- Based on: Summerwater by Sarah Moss
- Screenplay by: John Donnelly
- Directed by: Robert McKillop Fiona Walton
- Starring: Dougray Scott; Shirley Henderson; Valene Kane; Arnas Fedaravičius; Anna Próchniak; Gabriel Scott; Daniel Rigby; Shereen Cutkelvin;
- Country of origin: United Kingdom
- Original language: English
- No. of series: 1
- No. of episodes: 6

Production
- Executive producer: Mike Ellen
- Producer: Jules Hissey
- Running time: 50 minutes
- Production company: Freedom Scripted;

Original release
- Network: Channel 4
- Release: 16 November 2025 – present

= Summerwater =

British television series

Summerwater is a British television drama set in Scotland, adapted from the novel of the same name by Sarah Moss. The ensemble cast includes Dougray Scott, Shirley Henderson, Valene Kane, Arnas Fedaravičius, Anna Próchniak and Daniel Rigby.

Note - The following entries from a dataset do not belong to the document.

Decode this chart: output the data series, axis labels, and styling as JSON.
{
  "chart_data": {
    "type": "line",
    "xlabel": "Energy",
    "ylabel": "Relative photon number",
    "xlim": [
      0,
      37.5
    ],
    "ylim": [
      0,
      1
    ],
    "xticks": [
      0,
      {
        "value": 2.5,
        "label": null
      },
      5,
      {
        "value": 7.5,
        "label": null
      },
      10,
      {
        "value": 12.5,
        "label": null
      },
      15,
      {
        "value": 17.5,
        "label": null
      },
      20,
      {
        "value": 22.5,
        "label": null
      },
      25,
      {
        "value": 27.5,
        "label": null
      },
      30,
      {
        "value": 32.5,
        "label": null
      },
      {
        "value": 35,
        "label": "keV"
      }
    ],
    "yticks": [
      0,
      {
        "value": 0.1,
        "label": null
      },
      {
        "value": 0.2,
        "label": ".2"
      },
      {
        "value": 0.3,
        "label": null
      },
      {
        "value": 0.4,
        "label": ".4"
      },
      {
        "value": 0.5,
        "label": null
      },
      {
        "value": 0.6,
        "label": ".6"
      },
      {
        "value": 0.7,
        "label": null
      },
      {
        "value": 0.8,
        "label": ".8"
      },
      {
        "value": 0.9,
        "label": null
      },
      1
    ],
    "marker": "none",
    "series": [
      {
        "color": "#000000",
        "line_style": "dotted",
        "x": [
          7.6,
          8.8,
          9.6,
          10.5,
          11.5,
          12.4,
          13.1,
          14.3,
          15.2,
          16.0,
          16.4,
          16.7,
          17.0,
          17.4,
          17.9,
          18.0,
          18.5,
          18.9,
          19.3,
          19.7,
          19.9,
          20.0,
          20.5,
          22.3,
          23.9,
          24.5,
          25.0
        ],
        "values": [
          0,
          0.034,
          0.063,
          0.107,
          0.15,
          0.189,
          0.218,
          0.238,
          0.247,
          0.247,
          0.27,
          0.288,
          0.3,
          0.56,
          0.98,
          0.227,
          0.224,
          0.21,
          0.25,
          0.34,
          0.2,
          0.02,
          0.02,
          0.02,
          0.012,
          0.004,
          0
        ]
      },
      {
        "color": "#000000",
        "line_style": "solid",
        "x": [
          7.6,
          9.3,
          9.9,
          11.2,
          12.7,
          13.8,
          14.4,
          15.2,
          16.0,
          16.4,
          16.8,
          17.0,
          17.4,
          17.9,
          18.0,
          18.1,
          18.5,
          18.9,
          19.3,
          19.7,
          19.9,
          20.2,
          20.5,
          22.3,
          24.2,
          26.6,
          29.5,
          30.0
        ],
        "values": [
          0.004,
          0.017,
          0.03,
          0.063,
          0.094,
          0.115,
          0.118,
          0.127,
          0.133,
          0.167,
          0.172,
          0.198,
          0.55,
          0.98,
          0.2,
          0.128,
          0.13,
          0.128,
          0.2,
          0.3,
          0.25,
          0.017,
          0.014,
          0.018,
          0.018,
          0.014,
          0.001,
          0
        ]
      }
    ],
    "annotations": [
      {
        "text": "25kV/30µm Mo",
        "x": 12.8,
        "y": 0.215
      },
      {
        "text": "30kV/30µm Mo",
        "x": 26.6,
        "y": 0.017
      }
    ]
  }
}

It first broadcast on Channel 4 on 16 November 2025.

==Premise==
Tensions arise amidst a disparate group of holidaymakers in a rural Scottish holiday park.

==Cast==
- Dougray Scott as David Campbell.
- Shirley Henderson as Annie Campbell.
- Valene Kane as Justine Tindall.
- Arnas Fedaravičius as Marijonas Zaliskevicius.
- Anna Próchniak as Alina Piotrowska.
- Gabriel Scott as young David.
- Daniel Rigby as Steve Tindall.
- Shereen Cutkelvin as Millie Nkene.
- Anders Hayward as Josh.
- James Harkness as Gavin Macquoid.
- Shauna Macdonald as Rachel Henderson.
- Jamie Sives as Ian Henderson.

==Production==
The six-part series is based on the book of the same name by Sarah Moss (2020), adapted by John Donnelly with Robert McKillop and Fiona Walton directing episodes. Moss took her title for the book from William Watson poem The Ballad of Semerwater in which a village population is punished for not helping an "aged man". It is produced by Freedom Scripted in association with All3Media International with support from Screen Scotland. Mike Ellen is the executive producer with Jules Hussey the series producer.

The ensemble cast includes Dougray Scott, Shirley Henderson, Valene Kane, Arnas Fedaravičius, Anna Próchniak and Gabriel Scott, as well as Daniel Rigby, Shereen Cutkelvin, Anders Hayward, James Harkness, Shauna Macdonald and Jamie Sives.

Filming took place in Scotland and was completed by April 2025.

==Broadcast==
The six-part series began airing on Channel 4 on 16 November 2025, along with being released in full on their streaming service.